A heady combination of timber work in the woods and a very nervous Alsatian having closed off the usual haunts, Lyra and I have been varying our routes.
On Wednesday we took a windy walk round by the river. In the garden of the last house there is a magnificent pirate ship. We have watched it evolve from a few planks and poles over the last year or so with complete fascination. There have been no pirate sightings thus far, but I live in hope. Lyra has little truck with boats though, and dragged me on. Long grass and a headwind is her idea of perfection and she was beside herself with excitement, rolling in suspicious heaps of cut grass, making nests and generally running about like a loon.
In the week or so since we were last there the comfrey has grown a full foot. There are giant velvety mounds everywhere, with flowers of every hue from pale blue to dark crimson. Red campion is billowing out from under the hedges and ditches and, under the trees, I found some pink stitchwort (last spotted in Selkirk and I was beginning to think I had imagined it as I hadn’t seen any since. I think the leaves are slightly larger than the white stuff but must look again to check). There are also lots of drakes, and only a few ducks, on the river so I’m thinking we may have ducklings before too long.
Lyra and I returned to the fields to the southeast today. Walking past the little wood I was struck by a most peculiar bird call. For all the world it was like an old fashioned typewriter. Furious clicking, then a long whirr (as the bar was whisked briskly back into place) and a terminal “ping”. Presumably the annual notice advising all birds to keep out of focussing distance AT ALL TIMES was being prepared.

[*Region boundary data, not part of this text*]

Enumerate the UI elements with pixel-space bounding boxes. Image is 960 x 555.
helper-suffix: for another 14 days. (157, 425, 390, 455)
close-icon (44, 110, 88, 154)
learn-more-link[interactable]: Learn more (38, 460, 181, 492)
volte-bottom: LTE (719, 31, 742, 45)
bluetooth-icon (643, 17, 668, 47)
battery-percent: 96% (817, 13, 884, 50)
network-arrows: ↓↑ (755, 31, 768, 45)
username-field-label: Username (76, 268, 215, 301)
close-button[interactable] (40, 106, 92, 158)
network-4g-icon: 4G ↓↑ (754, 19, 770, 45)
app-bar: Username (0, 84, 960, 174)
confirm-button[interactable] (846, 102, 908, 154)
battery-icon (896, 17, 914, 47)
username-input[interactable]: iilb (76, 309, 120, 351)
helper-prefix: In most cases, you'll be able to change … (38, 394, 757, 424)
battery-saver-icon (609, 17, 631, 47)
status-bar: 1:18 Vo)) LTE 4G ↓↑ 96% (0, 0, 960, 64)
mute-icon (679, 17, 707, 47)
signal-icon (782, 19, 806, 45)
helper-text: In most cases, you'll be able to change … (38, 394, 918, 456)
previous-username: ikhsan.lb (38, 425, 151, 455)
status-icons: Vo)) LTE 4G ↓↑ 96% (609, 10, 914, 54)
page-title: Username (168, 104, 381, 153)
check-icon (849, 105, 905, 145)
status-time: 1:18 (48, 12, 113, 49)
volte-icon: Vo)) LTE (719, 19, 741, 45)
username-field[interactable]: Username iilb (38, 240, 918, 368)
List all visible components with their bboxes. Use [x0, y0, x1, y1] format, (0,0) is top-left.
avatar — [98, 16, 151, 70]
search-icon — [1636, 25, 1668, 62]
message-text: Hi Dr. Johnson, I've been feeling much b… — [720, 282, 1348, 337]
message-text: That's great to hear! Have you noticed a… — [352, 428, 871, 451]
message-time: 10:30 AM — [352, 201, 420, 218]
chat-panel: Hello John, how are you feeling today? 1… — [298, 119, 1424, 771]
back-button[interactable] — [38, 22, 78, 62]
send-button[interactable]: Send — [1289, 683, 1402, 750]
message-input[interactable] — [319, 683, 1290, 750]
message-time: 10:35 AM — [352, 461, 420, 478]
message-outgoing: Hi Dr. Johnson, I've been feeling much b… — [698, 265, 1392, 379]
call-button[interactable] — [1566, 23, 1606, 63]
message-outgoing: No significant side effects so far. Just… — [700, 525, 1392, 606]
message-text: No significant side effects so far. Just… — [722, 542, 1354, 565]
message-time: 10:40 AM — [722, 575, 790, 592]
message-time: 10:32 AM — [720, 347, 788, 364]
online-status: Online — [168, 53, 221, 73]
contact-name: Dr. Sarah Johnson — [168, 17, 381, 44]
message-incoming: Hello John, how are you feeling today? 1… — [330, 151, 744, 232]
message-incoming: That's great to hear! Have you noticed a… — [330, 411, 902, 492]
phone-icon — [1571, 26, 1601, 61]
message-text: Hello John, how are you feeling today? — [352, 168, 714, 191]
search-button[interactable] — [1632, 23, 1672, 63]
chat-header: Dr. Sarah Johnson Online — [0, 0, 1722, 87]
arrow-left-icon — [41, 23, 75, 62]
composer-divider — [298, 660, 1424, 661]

Lyra and I pressed on. Interestingly, she still seems quite unsure of the route (despite this being our regular round trip last year). She would tiptoe to the edge of the ditch and peer in, but wouldn’t risk crossing to the thicket opposite – even when she startled a young deer and a couple of partridge. The hares though are another matter. These must be chased. I had been thinking that there were fewer hares than usual about this year, having only spotted a couple out driving, but I think it may just be that I’ve been in the wrong places. Just as we got to the second big field Lyra and I both spotted two tell tale black tipped ears poking up above the wheat. After a spirited chase across the field, Lyra keeping up and even gaining slightly, the ears disappeared. As Lyra stood looking around in bemusement they reappeared behind her and tanked off back in the opposite direction. The chase recommenced, Lyra now falling back slightly. Again, the ears vanished briefly only to reappear behind her going flat out towards the far hedge. Rinse and repeat….After 4 sprints from hedge to fence and back again the fluffy one was flagging. She started poking in the fence bottom next to the road in a desultory manner and I speeded up to get to the gate first, lead in hand. As it happened, the hare beat me to it and loped through the gate in a relaxed manner just before me, tipping its ears jauntily. Consolation for the disappointed fluff ball came in the form of a gravy bone……
In other news, the season for baby bird rescue has commenced in earnest. Two early morning rescues so far. One from the laundry pile and one from a slipper. They had taken refuge after escaping the moggies I expect. No need for an alarm it seems – there is a regular 7 am cheep.